Getting Sampling and flipping records Right
Sampling and flipping records is one of those skills that separates demos from finished records. This walkthrough breaks it into concrete moves you can practice today, whatever genre you work in.
If you want references, funk on Track Pitch is a fast way to hear how current records handle it.
The Approach
Begin with intention. A strong sampling and flipping records choice starts from the emotion you want the listener to feel, then works backward to the technical decisions that deliver it.
Begin with intention. A strong sampling and flipping records choice starts from the emotion you want the listener to feel, then works backward to the technical decisions that deliver it.

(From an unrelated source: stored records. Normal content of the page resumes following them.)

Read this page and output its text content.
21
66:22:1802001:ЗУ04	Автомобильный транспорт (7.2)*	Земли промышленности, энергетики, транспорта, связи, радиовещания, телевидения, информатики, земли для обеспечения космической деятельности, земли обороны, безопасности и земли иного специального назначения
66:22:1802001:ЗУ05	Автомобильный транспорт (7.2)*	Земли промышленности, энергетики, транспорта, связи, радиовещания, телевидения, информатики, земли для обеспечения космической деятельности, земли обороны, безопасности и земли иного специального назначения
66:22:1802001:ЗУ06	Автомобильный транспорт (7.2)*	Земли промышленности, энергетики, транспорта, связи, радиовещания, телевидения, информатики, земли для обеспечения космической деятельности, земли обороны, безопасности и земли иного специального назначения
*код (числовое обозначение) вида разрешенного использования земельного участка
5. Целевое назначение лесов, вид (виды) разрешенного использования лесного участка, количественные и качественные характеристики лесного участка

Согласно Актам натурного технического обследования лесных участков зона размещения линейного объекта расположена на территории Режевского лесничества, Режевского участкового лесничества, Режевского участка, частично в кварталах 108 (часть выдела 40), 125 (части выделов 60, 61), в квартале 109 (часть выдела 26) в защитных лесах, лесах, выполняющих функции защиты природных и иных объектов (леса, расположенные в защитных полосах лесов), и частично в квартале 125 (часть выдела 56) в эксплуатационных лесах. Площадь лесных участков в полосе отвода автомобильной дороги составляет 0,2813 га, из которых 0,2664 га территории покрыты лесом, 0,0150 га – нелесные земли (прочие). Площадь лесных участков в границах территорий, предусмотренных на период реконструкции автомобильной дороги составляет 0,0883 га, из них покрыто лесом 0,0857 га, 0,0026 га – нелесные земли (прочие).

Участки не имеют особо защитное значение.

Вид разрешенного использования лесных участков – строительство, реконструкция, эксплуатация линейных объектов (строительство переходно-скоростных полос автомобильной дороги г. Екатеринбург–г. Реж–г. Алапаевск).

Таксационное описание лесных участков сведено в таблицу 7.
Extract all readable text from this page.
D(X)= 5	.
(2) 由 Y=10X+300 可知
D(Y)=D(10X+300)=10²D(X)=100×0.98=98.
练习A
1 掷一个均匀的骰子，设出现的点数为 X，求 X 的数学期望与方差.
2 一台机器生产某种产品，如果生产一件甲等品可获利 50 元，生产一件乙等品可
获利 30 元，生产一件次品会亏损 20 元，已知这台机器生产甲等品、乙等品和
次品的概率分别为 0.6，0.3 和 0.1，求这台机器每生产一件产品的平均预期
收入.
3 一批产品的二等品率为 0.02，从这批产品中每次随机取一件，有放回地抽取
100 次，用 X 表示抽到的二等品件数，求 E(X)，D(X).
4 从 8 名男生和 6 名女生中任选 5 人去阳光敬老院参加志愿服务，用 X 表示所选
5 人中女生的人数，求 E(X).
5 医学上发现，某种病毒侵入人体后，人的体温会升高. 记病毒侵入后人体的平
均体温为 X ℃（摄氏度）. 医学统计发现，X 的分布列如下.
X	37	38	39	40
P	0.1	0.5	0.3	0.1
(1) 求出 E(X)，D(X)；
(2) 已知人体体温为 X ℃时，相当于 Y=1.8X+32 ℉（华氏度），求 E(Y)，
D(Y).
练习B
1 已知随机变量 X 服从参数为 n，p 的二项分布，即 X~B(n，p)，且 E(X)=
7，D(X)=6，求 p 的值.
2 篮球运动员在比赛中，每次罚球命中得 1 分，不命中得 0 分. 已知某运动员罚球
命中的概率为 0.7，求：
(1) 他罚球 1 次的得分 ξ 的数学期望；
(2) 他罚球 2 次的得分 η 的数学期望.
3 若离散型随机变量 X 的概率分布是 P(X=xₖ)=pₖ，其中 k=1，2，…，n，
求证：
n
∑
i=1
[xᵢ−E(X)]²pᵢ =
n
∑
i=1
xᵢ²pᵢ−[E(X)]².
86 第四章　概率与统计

Study references with your ears, not your eyes. Pull three tracks you admire and reverse-engineer how they handle sampling and flipping records before you commit to your own approach.
Common Mistakes
The most common pitfall is doing too much. Subtraction usually beats addition; the cleanest fix for a muddy sampling and flipping records is removing what is fighting for the same space.

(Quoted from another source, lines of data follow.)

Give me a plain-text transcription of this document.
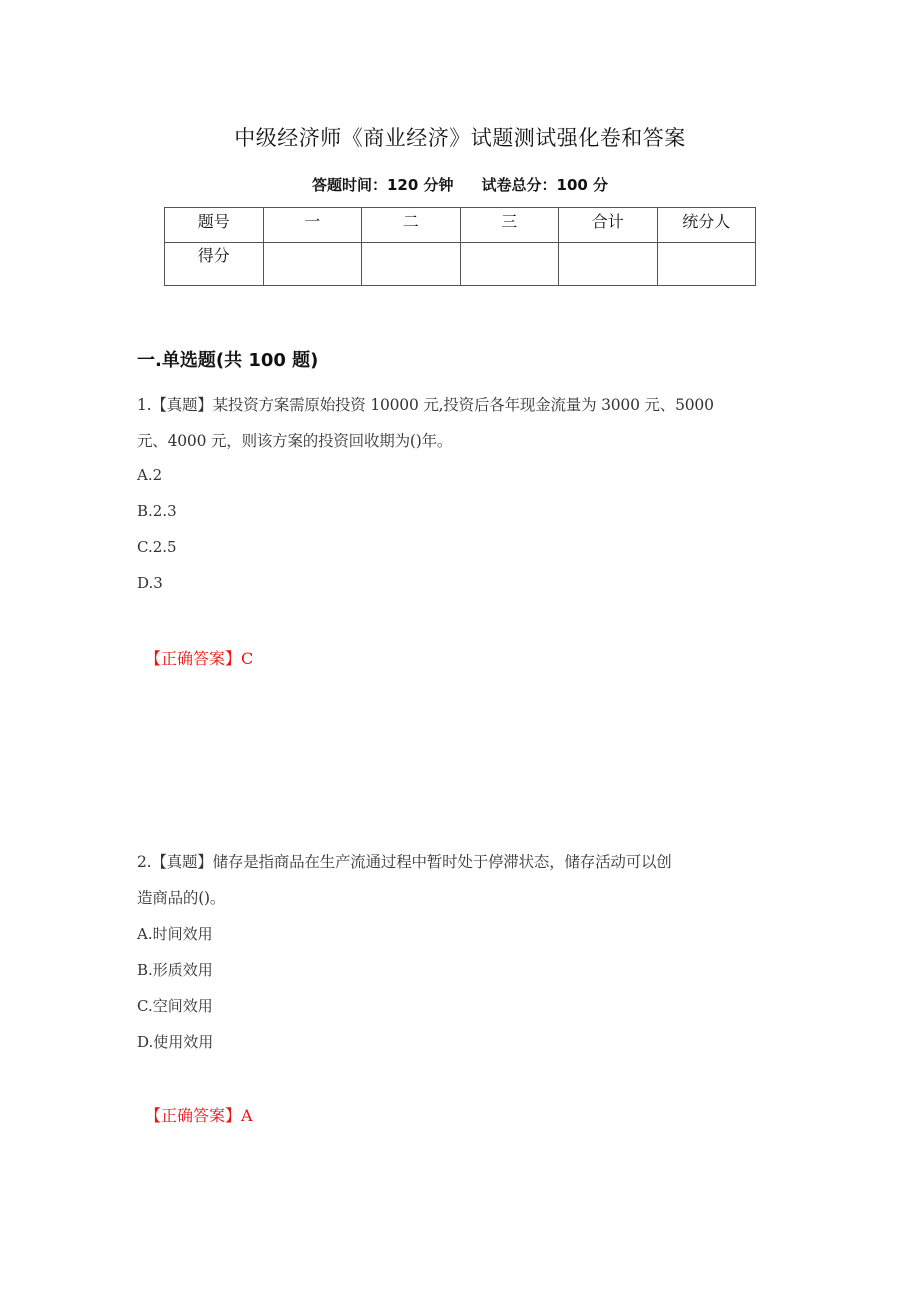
中级经济师《商业经济》试题测试强化卷和答案
答题时间：120 分钟 试卷总分：100 分
题号	一	二	三	合计	统分人
得分					
一.单选题(共 100 题)
1.【真题】某投资方案需原始投资 10000 元,投资后各年现金流量为 3000 元、5000
元、4000 元，则该方案的投资回收期为()年。
A.2
B.2.3
C.2.5
D.3
【正确答案】C
2.【真题】储存是指商品在生产流通过程中暂时处于停滞状态，储存活动可以创
造商品的()。
A.时间效用
B.形质效用
C.空间效用
D.使用效用
【正确答案】A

The most common pitfall is doing too much. Subtraction usually beats addition; the cleanest fix for a muddy sampling and flipping records is removing what is fighting for the same space.
From Technique to Released Music
A skill is only worth something once it is in finished tracks people hear. When your record is done, use the artist directory to find collaborators and curators, and discover new artists to reach the listeners most likely to care.